Melanzane pizzaiole!

By Aria

Buona settimana a tutti! Ma quando finisce Novembre?
Sarà che ho voglia di Natale…di vedere nella campagna attorno a me le luci lontane di tanti alberi addobbati a festa….è uno spettacolo che fin da piccola sa sempre commuovermi e scaldarmi il cuore nel freddo dell’inverno che io poco sopporto.

A dire il vero quest’Autunno sta volando via velocemente, è stato “caldo” sino ad adesso e Novembre è arrivato in un baleno…ma ora, questi ultimi giorni, sembrano non voler terminare mai…

Questo week end piovoso l’ho trascorso praticamente in casa a cucinare, fuori pioveva ininterrottamente, giuro, e non avevo proprio voglia di fare null’altro se non oziare e sperimentare nuove cose…tra le varie pietanze cucinate anche queste ottime melanzane, della Zucca Capricciosa, mio marito le ha trovate eccezionali.

Nell’attesa che sia Dicembre e mi possa sentire autorizzata a postare solo ricettine natalizie e a comprare i primi regalini (ok, l’ho confesso, qualcuno l’ho già comprato davvero!) vi lascio con questa semplice specialità, a presto!!!


Ingredienti:
melanzane
passata di pomodoro
mozzarella
olio
parmigiano
origano

Affettate le melanzane a fette di spessore circa un cm.
Disponetele sulla leccarda del forno coperta da carta da forno e ungetele di olio extravergine da entrambi i lati.
Disponete su ogni fetta la passata di pomodoro (cucinata a parte quache minuto con sale e erbe aromatiche a piacere), l’origano, la mozzarella tagliata a cubetti, parmigiano, e un filo d’olio.
Cuocere a 180° per una quindicina di minuti finchè non si sarà formata una bella crosticina!

…..

Oggi, ben 26 anni, fa moriva mio papà.
Un uomo (un ragazzo, perchè aveva 24 anni) di cui ho pochissimi ricordi, la maggior parte brutti, perchè mi faceva paura.
Di lui solo qualche frammento: quando mi veniva a vedere all’asilo con delle caramelle toffee alla panna incartate di azzurro e le suorine non lo facevano entrare e di quando cercava di venire a vedermi a casa dove vivevo con la mamma e i nonni.
Di lui solo ombre, rumori, sfocature.
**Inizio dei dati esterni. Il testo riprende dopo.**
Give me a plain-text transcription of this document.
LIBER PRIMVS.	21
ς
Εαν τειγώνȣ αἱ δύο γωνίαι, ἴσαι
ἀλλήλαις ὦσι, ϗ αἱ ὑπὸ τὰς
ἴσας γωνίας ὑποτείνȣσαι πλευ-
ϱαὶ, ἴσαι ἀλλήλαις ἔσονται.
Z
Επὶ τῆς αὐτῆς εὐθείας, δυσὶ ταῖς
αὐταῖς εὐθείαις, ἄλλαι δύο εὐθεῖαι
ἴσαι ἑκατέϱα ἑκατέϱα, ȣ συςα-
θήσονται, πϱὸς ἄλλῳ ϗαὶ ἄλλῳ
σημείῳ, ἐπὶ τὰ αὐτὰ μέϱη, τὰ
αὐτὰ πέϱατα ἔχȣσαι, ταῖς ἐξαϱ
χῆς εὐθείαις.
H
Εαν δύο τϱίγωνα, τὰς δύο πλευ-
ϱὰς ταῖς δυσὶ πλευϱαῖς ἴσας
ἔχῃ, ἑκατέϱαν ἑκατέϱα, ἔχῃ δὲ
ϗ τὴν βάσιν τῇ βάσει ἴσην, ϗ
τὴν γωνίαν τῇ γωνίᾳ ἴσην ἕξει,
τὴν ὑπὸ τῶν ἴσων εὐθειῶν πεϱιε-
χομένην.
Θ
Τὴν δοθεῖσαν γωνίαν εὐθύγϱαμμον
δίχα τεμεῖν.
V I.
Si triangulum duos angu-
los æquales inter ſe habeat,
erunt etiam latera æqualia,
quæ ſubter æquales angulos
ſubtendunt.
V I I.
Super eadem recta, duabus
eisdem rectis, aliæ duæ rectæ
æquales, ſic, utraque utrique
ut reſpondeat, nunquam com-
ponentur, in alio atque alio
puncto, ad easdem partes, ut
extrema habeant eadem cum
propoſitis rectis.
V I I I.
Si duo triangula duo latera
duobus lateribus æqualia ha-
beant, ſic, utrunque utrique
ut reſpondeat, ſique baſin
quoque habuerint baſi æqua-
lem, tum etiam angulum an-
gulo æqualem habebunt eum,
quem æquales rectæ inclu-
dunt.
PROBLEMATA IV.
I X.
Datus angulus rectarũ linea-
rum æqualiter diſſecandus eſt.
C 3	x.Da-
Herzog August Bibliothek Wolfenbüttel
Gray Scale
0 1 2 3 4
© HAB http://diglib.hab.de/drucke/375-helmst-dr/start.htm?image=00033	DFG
A dire il vero non l’ho mai conosciuto se non per i racconti di altri, o per quel disegno che porterò sempre con me.
Un disegno fatto da lui, da un ragazzo di neanche vent’anni, che mette la mia data di nascita in bolle di sapone colorate e accanto ad un arcobaleno dalle tinte pastello scrive il nome che avrebbe voluto darmi: Aria.
Che qualcuno ha voluto mettere per secondo all’anagrafe.
Una cosa strana per un ragazzo, ho sempre trovato.
Mi dicono che quando sono nata era felicissimo e mi portava in braccio per il reparto come un trofeo.
Non so chi fosse, davvero, non lo so.

Ma oggi, in mezzo a tanta pioggia assordante, non posso non avere un silenzioso pensiero per lui.